Home values in the US fell for the first time in nine months in August, declining 0.1% month on month, according to one of the latest indices to be published but another shows national median prices rising.
The monthly decline shown by the Zillow Home Value Index may just be a blip, however, as the data also shows that values are still up year on year, up 1.7% compared with August 2011.
According to the Zillow data major markets that saw home values edge downward from July to August after experiencing prior increases included Chicago down 0.7%, New York down 0.3% and Boston down 0.2%.
Home values continued to climb in the Phoenix where they were up 1.6% and Miami Fort Lauderdale with a rise of 1%, although the rate of increase was smaller in August.
In the rental markets rents are continuing on their upward trend, climbing 0.2% month on month and 5.9% year on year, the Zillow Rent Index shows.
Nationally, rents have increased in seven out of the past 12 months. Rents rose by 12.8% in Chicago, by 12.4% in Baltimore and by 10.5% in Philadelphia.
‘Home values took a small hit in August, but this shouldn’t be cause for alarm. The back half of the year is always softer than the front half, and this year is no exception,’ said Zillow chief economist Stan Humphries.
‘We’ve been encouraging folks to focus on the longer term trends and not monthly blips. Home values will rise a little and fall a little, month by month, in the near future, but we believe the overall trend will remain positive albeit still below normal rates of appreciation,’ he added.
The index also shows that foreclosures continued to decline in August, with six out of every 10,000 homes in the country being foreclosed. That was down from 6.4 out of every 10,000 homes in July.
But sales are still strong, according to the latest index from the National Association of Realtors and prices are up. It shows that existing home sales continued to improve in August, up 7.8% to a seasonally adjusted annual rate of 4.82 million in August from 4.47 million in July, and are 9.3% higher than the 4.41 million unit level in August 2011.
It also shows national median prices are increasing, up for the sixth month in a row on a year on year basis. The national median existing home price for all housing types was $187,400 in August, up 9.5% from a year ago.
The last time there were six back to back monthly price increases from a year earlier was from December 2005 to May 2006. The August increase was the strongest since January 2006 when the median price rose 10.2% from a year earlier.
Lawrence Yun, NAR chief economist, said favourable buying conditions are keeping the real estate market going.

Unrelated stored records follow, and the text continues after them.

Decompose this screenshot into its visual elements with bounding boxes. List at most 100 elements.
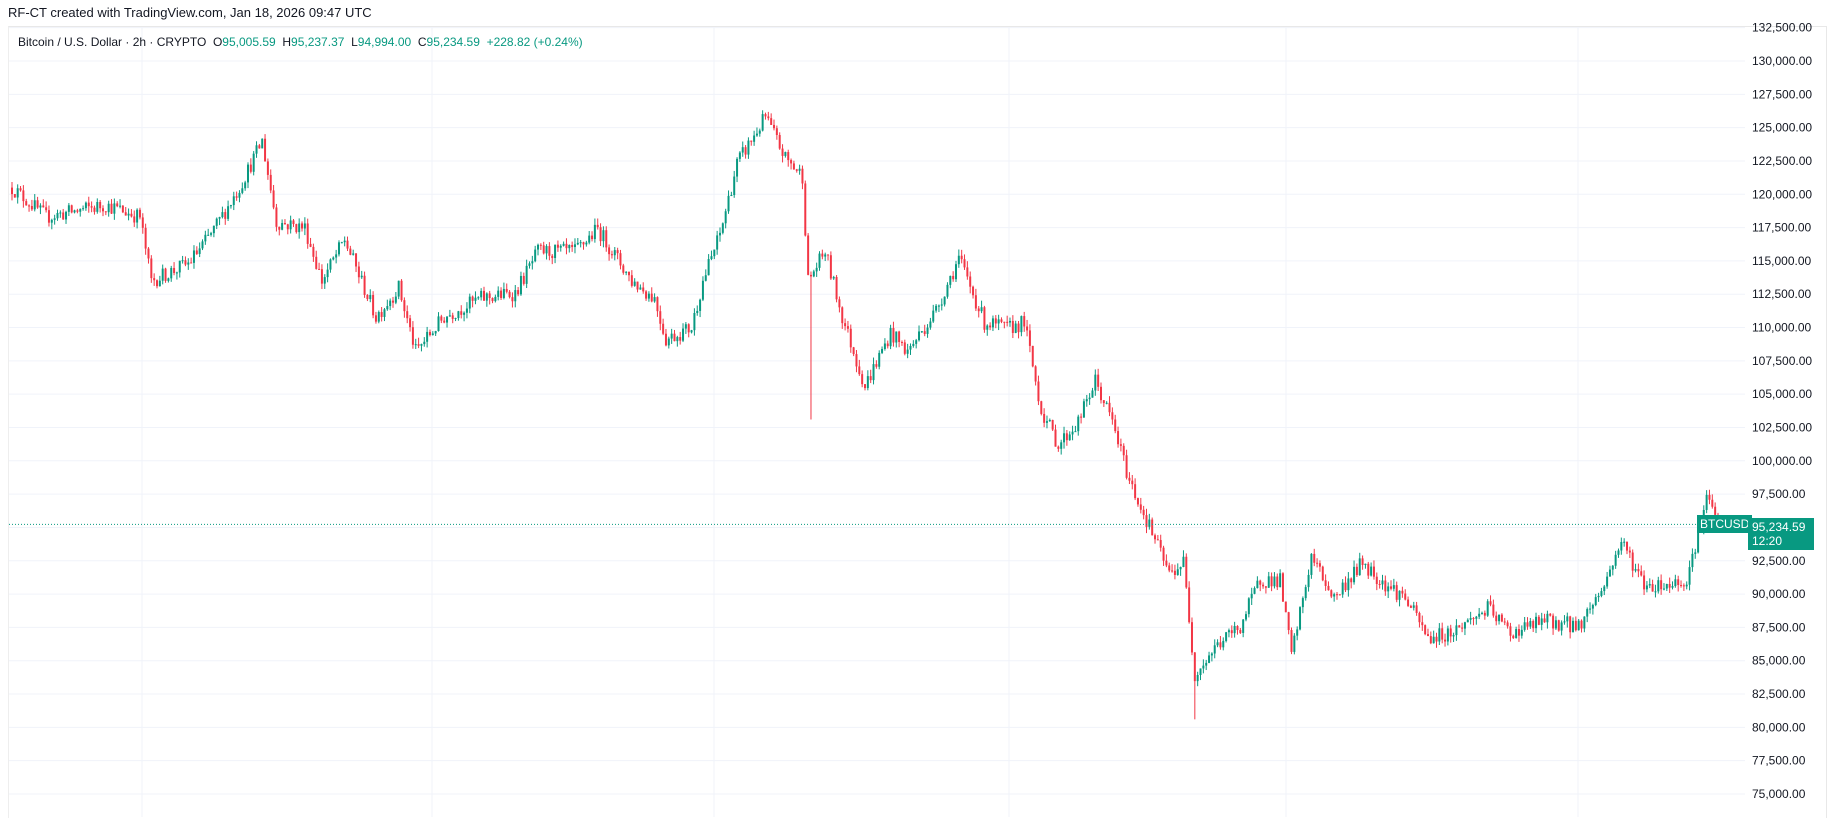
candle-body [460, 311, 463, 315]
candle-body [116, 203, 119, 207]
candle-body [130, 213, 133, 217]
candle-body [1620, 542, 1623, 551]
candle-body [1668, 583, 1671, 588]
candle-body [940, 304, 943, 306]
candle-body [679, 337, 682, 341]
candle-body [1057, 446, 1060, 449]
candle-body [565, 243, 568, 249]
close-value: 95,234.59 [426, 35, 480, 49]
candle-body [1259, 580, 1262, 585]
candle-body [1247, 598, 1250, 615]
candle-body [87, 202, 90, 207]
candle-body [1594, 597, 1597, 606]
candle-body [977, 308, 980, 312]
candle-body [184, 260, 187, 265]
candle-body [1674, 579, 1677, 587]
candle-body [1645, 585, 1648, 590]
candle-body [352, 253, 355, 255]
candle-body [1441, 628, 1444, 640]
candle-body [289, 220, 292, 230]
candle-body [878, 352, 881, 367]
candle-body [417, 344, 420, 346]
candle-body [900, 342, 903, 344]
price-tick-label: 130,000.00 [1752, 54, 1812, 68]
candle-body [329, 259, 332, 270]
candle-body [542, 245, 545, 254]
candle-body [1626, 541, 1629, 551]
candle-body [610, 254, 613, 256]
candle-body [1634, 569, 1637, 571]
candle-body [1063, 433, 1066, 443]
chart-credit: RF-CT created with TradingView.com, Jan … [8, 5, 372, 20]
candle-body [269, 174, 272, 191]
candle-body [736, 158, 739, 177]
candle-body [1136, 498, 1139, 505]
candle-body [733, 176, 736, 196]
candle-body [684, 324, 687, 329]
candle-body [1165, 560, 1168, 566]
candle-body [229, 205, 232, 207]
candle-body [861, 374, 864, 385]
candle-body [1367, 563, 1370, 576]
candle-body [881, 348, 884, 353]
candle-body [195, 250, 198, 254]
candle-body [1498, 614, 1501, 622]
candle-body [642, 287, 645, 292]
candle-body [158, 280, 161, 287]
candle-body [1452, 635, 1455, 637]
candle-body [974, 295, 977, 309]
candle-body [807, 235, 810, 275]
candle-body [1466, 619, 1469, 623]
candle-body [755, 133, 758, 136]
candle-body [1028, 330, 1031, 346]
candle-body [1142, 509, 1145, 516]
candle-body [79, 208, 82, 212]
candle-body [318, 268, 321, 270]
candle-body [411, 327, 414, 345]
candle-body [673, 333, 676, 342]
candle-body [19, 188, 22, 191]
candle-body [403, 300, 406, 312]
candle-body [1122, 445, 1125, 456]
chart-pane[interactable] [8, 26, 1827, 818]
candle-body [1114, 419, 1117, 432]
candle-body [889, 328, 892, 347]
candle-body [693, 313, 696, 331]
candle-body [104, 211, 107, 213]
candle-body [1233, 626, 1236, 634]
candle-body [355, 253, 358, 267]
candle-body [909, 345, 912, 350]
candle-body [1154, 535, 1157, 540]
candle-body [1074, 431, 1077, 433]
symbol-title[interactable]: Bitcoin / U.S. Dollar · 2h · CRYPTO [18, 35, 207, 49]
candle-body [1500, 614, 1503, 622]
price-tick-label: 80,000.00 [1752, 720, 1806, 734]
candle-body [1589, 608, 1592, 610]
candle-body [1273, 576, 1276, 587]
candle-body [1151, 519, 1154, 536]
candle-body [1006, 321, 1009, 323]
candle-body [937, 305, 940, 307]
price-axis[interactable]: 132,500.00 130,000.00 127,500.00 125,000.00… [1752, 21, 1812, 801]
candle-body [1051, 419, 1054, 430]
candle-body [1333, 594, 1336, 597]
candle-body [383, 309, 386, 317]
candle-body [443, 320, 446, 323]
candle-body [926, 327, 929, 334]
candle-body [656, 297, 659, 312]
candle-body [1171, 570, 1174, 572]
candle-body [827, 254, 830, 256]
candle-body [1321, 566, 1324, 581]
candle-body [1139, 504, 1142, 510]
candle-body [1697, 525, 1700, 553]
candle-body [1307, 574, 1310, 588]
candle-body [1188, 587, 1191, 623]
candle-body [718, 232, 721, 236]
candle-body [90, 206, 93, 208]
candle-body [480, 290, 483, 298]
candle-body [1648, 584, 1651, 586]
candle-body [241, 188, 244, 193]
candle-body [50, 219, 53, 223]
candle-body [278, 226, 281, 230]
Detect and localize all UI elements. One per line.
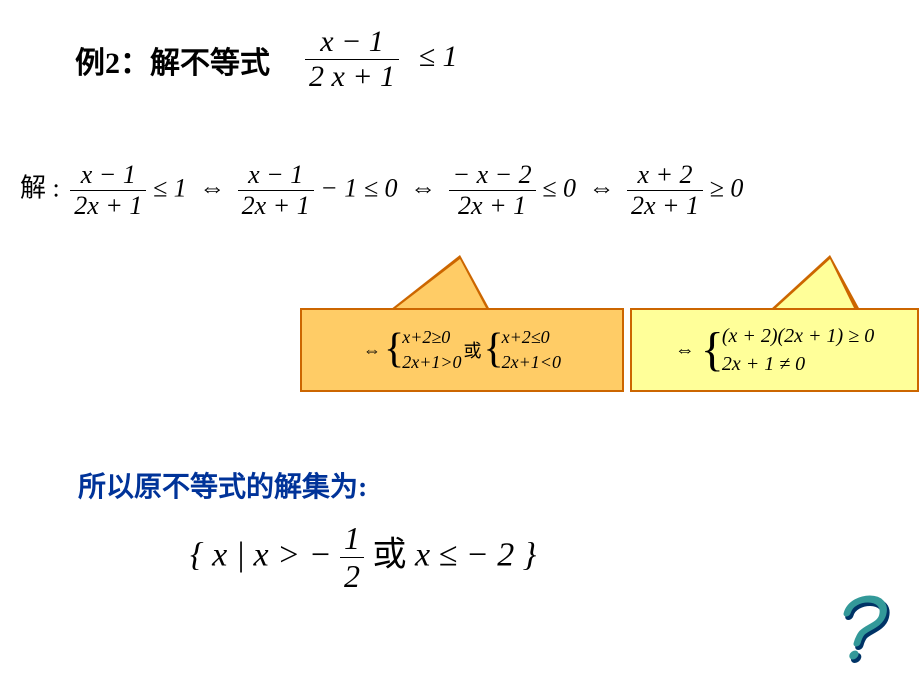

‘The housing market is steadily recovering with consistent increases in both home sales and median prices. More buyers are taking advantage of excellent housing affordability conditions,’ he explained.
‘Inventories in many parts of the country are broadly balanced, favouring neither sellers nor buyers. However, the West and Florida markets are experiencing inventory shortages, which are placing pressure on prices,’ he added.